Assuming either |z|=1 or |w|=1... basic complex analysis

Question

Assuming either $|z|=1$ or $|w|=1$ and $\bar z w$ $\neq 1$, prove that

|$\frac{z-w}{1-\bar zw}$| $=1$

Any hint?
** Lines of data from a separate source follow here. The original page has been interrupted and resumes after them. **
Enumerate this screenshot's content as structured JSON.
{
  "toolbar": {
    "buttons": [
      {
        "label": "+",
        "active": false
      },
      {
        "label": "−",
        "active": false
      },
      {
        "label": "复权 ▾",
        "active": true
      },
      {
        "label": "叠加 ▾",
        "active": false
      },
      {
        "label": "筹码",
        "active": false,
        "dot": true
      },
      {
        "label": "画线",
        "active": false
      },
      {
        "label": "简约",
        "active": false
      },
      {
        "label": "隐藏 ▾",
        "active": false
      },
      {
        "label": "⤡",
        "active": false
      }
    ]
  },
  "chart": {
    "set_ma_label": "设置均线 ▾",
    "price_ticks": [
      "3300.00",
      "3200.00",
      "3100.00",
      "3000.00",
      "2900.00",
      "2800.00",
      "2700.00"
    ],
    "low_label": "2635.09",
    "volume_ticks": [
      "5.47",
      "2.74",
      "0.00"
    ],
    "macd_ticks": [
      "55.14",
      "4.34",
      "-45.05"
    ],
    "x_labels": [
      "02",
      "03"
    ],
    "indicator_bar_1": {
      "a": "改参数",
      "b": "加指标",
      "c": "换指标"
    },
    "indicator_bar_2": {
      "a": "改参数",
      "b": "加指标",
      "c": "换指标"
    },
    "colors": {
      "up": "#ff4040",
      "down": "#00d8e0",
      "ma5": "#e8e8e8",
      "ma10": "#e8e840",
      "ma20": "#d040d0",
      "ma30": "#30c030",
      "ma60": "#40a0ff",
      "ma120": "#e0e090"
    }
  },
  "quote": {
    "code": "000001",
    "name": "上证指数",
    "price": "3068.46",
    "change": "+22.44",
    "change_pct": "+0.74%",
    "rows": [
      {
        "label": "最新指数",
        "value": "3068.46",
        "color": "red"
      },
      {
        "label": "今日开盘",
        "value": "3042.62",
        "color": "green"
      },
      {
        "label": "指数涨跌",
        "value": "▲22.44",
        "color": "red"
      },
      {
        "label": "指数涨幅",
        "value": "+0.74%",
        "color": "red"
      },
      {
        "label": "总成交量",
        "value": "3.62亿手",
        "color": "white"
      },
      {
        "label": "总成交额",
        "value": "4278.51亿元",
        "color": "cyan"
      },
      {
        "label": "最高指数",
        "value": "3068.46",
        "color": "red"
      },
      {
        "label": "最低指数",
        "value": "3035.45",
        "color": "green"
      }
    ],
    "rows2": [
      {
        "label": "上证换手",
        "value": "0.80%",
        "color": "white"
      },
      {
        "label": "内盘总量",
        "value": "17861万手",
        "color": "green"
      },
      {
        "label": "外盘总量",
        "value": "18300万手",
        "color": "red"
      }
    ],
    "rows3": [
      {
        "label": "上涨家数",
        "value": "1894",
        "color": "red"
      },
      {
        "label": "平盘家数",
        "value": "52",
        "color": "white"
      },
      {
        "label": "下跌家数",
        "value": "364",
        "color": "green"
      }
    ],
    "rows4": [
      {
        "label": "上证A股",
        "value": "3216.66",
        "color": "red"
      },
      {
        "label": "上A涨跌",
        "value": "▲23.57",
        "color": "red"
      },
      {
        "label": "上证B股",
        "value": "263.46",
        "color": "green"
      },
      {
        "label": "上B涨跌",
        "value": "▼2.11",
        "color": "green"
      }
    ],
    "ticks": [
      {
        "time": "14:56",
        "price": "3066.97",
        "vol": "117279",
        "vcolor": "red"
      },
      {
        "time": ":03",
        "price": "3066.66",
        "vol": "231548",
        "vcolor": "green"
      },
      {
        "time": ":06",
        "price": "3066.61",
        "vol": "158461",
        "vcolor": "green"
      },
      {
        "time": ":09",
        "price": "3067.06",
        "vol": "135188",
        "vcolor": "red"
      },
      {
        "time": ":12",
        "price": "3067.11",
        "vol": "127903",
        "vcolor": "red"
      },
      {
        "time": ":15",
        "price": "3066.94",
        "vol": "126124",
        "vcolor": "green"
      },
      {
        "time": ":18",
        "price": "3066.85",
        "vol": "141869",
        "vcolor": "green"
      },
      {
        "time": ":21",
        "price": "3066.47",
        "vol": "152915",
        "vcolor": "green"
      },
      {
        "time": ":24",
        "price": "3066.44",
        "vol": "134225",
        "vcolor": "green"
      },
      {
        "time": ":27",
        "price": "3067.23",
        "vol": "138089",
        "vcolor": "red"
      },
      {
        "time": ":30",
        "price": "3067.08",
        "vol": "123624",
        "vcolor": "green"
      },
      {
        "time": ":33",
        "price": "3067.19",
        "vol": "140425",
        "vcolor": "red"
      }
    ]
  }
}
I don't have a clue

Answer 1

Hint: If $|z|=1$, then $\overline z=1/z$. Use this to show that $|z-w|=|1-\overline zw|$.

So, $$|1-\overline zw|=\left|1-\frac wz\right|=\left|\frac 1z\right||z-w|=|z-w|.$$

Answer 2

Consider $z=x+iy$ and $w=a+bi$

Given $|z| = x^2 + y^2 = 1$ and $|w| = a^2+b^2 = 1$

Hence

$$\left|\frac{z-w}{1-\bar{z}w}\right| = 1$$

$$ \left|z-w\right| = \left|1-\bar{z}w\right| $$

Substituting in $z=x+iy$ , $w=a+bi$ and $\bar{z} = x-iy$

$$ \left|x+iy-(a+bi)\right| = \left|1-((x-iy)(a+bi))\right| $$

$$ \left|x+iy-a-bi)\right| = \left|1-(ax+by+bxi-ayi)\right| $$

$$ \left|x+iy-a-bi\right| = \left|1-ax-by-bxi+ayi)\right| $$

Grouping Imaginary and Real

$$ \left|(x-a)+i(y-b)\right| = \left|(1-ax-by)+i(ay-bx))\right| $$

$$\sqrt{(x-a)^2+(y-b)^2} = \sqrt{(1-ax-by)^2 + (ay-bx)^2}$$

$$ (x-a)^2+(y-b)^2 = (1-ax-by)^2 + (ay-bx)^2 $$

$$ x^2 - 2ax + a^2 + y^2 - 2by + b^2 = a^2x^2 + 2abxy - 2ax + b^2y^2 - 2by + 1 + a^2y^2 -2abxy +b^2x^2 $$

Simplifying

$$ (x^2 + y^2) + (a^2+b^2) - 2ax - 2by = a^2x^2+ a^2y^2 + b^2y^2+b^2x^2 - 2ax - 2by + 1 $$

$$ (x^2 + y^2) + (a^2+b^2) - 2ax - 2by = a^2(x^2+y^2) + b^2(x^2+y^2) - 2ax - 2by + 1 $$

$$ (x^2 + y^2) + (a^2+b^2) - 2ax - 2by = (a^2+b^2)(x^2+y^2) - 2ax - 2by + 1 $$

Now using $x^2+y^2=1$ and $a^2+b^2=1$

$$ (1) + (1) - 2ax - 2by = (1)(1) - 2ax + - 2by + 1 $$

$$ 2- 2ax - 2by = 2 - 2ax + - 2by $$

Hence $LHS$ = $RHS$